Distinguished Lecture

What Price Insularity? Dialogs about Computer Security Failings

Wednesday, October 4, 2006
4:00 pm to 5:30 pm
Fred B. Schneider, Cornell University

It is risky for technologists to ignore the non-technical context in which their systems will be deployed, just as it is risky for policy makers to ignore the limits and potential of technology. Yet such insularity is all too common. The results are unfortunate but not surprising. This lecture explores the structure dialogs take to bring about what might be termed "security failings" by revisiting: identity theft, electronic voting, digital right management, and the overall vulnerabilities of today's deployed software.

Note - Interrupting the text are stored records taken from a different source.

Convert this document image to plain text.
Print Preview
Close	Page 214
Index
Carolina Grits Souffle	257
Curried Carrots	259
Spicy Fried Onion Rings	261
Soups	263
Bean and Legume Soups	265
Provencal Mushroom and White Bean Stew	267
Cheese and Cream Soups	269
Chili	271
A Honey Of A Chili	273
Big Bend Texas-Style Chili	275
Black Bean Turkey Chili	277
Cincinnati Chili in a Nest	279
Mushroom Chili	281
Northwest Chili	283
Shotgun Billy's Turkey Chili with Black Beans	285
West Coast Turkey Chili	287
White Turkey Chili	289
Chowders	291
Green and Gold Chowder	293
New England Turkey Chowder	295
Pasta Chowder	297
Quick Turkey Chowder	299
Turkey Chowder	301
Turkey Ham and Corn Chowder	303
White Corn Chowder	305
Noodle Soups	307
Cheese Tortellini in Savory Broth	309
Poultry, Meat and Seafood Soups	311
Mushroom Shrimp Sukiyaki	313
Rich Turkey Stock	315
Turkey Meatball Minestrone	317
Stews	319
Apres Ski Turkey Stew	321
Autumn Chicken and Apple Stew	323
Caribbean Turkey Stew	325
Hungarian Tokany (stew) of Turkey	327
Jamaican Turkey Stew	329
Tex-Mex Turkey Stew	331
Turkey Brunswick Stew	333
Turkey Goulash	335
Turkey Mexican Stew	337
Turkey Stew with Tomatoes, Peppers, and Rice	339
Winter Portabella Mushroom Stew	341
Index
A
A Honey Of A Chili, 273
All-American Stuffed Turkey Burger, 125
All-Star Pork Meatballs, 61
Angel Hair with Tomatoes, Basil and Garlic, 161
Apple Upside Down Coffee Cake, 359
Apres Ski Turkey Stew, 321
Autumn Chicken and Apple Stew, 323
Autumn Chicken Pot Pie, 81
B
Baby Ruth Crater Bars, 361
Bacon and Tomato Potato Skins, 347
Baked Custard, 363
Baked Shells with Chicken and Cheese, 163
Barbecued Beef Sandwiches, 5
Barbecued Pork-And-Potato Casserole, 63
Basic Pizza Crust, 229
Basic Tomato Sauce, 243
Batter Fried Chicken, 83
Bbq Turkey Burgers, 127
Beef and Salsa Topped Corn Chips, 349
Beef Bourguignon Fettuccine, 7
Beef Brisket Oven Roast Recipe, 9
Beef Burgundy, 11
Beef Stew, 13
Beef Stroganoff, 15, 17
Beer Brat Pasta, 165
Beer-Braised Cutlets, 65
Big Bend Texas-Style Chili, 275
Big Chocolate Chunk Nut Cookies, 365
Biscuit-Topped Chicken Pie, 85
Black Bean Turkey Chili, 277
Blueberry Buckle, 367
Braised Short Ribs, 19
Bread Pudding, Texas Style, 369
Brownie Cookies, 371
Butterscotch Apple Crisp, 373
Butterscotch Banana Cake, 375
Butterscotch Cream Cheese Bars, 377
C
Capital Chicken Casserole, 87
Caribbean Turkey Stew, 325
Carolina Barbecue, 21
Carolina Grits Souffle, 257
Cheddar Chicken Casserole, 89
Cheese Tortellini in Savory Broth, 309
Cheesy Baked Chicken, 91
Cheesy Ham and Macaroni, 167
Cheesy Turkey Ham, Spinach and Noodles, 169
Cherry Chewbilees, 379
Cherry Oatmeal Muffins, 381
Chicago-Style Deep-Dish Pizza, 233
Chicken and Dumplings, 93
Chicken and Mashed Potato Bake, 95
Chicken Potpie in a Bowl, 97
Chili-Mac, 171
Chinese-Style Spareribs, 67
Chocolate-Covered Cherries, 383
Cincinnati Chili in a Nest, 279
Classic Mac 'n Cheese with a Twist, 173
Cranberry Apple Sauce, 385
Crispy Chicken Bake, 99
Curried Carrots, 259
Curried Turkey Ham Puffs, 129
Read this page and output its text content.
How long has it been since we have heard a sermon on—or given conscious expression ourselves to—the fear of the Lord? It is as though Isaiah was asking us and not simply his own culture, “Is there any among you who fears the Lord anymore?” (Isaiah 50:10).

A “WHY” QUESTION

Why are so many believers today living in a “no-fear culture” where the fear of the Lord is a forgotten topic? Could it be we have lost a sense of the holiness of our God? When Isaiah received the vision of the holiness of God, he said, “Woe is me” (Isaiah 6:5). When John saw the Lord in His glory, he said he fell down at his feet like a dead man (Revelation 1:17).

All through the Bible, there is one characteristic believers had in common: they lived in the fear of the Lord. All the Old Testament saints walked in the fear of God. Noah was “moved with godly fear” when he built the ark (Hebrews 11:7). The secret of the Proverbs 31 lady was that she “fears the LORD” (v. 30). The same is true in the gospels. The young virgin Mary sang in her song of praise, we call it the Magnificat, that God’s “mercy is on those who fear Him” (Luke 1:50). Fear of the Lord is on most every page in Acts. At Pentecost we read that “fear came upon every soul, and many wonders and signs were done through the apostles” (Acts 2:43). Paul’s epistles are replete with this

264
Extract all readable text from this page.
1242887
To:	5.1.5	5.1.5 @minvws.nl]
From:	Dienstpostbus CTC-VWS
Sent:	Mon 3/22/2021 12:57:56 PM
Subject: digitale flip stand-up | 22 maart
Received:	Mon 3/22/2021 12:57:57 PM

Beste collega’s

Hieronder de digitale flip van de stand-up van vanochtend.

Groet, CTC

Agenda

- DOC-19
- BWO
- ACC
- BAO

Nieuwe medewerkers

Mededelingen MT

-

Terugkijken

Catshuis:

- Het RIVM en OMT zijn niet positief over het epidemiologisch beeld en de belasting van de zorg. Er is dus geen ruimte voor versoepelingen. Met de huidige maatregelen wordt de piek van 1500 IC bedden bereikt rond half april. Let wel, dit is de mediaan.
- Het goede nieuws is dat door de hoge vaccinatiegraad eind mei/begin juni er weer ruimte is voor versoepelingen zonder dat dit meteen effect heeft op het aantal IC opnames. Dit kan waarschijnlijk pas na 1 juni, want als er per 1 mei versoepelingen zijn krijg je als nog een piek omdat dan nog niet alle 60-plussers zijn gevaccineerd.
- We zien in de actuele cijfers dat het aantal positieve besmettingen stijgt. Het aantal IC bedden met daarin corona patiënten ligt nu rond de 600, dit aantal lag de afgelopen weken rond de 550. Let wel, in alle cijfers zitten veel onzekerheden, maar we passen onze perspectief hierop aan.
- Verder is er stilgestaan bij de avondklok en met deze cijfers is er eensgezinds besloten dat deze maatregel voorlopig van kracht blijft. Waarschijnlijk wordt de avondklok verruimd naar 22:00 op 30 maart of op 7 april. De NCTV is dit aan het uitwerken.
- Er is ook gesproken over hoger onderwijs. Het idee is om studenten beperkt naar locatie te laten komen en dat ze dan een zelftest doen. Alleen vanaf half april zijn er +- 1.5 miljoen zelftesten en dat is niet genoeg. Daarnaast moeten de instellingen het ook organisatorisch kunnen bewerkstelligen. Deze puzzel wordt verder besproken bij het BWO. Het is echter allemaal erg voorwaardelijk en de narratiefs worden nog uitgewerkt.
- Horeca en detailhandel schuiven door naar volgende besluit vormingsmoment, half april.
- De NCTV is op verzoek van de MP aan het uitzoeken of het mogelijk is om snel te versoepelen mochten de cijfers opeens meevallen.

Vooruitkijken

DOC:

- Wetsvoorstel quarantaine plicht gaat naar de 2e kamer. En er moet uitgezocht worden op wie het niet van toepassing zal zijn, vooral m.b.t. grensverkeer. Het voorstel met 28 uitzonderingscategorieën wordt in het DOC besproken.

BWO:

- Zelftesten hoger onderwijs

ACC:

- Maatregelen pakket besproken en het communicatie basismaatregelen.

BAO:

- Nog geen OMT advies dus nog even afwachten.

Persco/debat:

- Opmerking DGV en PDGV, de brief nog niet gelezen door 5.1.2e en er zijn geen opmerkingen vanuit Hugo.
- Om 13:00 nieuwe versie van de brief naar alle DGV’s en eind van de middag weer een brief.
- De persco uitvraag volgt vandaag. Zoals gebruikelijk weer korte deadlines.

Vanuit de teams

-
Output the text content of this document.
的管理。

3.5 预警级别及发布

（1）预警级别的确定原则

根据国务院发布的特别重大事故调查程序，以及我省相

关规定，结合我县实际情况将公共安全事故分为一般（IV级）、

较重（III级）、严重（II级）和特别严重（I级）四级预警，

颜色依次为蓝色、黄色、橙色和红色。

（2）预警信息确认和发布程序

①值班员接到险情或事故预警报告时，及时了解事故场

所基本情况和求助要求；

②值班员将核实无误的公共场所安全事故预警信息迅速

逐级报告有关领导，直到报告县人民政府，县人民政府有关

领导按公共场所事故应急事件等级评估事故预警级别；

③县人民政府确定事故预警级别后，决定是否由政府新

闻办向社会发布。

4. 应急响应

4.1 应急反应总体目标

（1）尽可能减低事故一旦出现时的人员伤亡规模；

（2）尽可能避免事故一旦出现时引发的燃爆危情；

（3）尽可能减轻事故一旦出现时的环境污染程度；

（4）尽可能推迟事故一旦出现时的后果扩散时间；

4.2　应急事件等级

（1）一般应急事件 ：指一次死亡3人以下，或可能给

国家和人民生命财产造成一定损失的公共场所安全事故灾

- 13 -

Fred B. Schneider is a professor at Cornell's Computer Science Department, director of the AFRL/Cornell Information Assurance Institute, and chief scientist of the NSF "TRUST" (Team for Research in Ubiquitous Secure Technology) Science and Technology Center, a collaboration of UC Berkeley, Carnegie-Mellon, Cornell, Stanford, and Vanderbilt.

Schneider has a Ph.D. from SUNY Stony Brook, and a D.Sc. [honoris causa] from the Univ of Newcastle upon Tyne ('03). He is a fellow of AAAS and ACM, and was named Professor-at-Large at University of Tromso (Norway) in 1996.

In addition to chairing the National Research Council's study committee on information systems trustworthiness and editing Trust in Cyberspace, Schneider has written a graduate textbook on concurrent programming and an undergraduate one on logic and discrete mathematics.

His research addresses problems associated with making distributed and concurrent systems trustworthy. His early work was in formal methods and methodologies for concurrent programming and in protocols for fault-tolerance. More recently, his attention has turned to topics in computer security.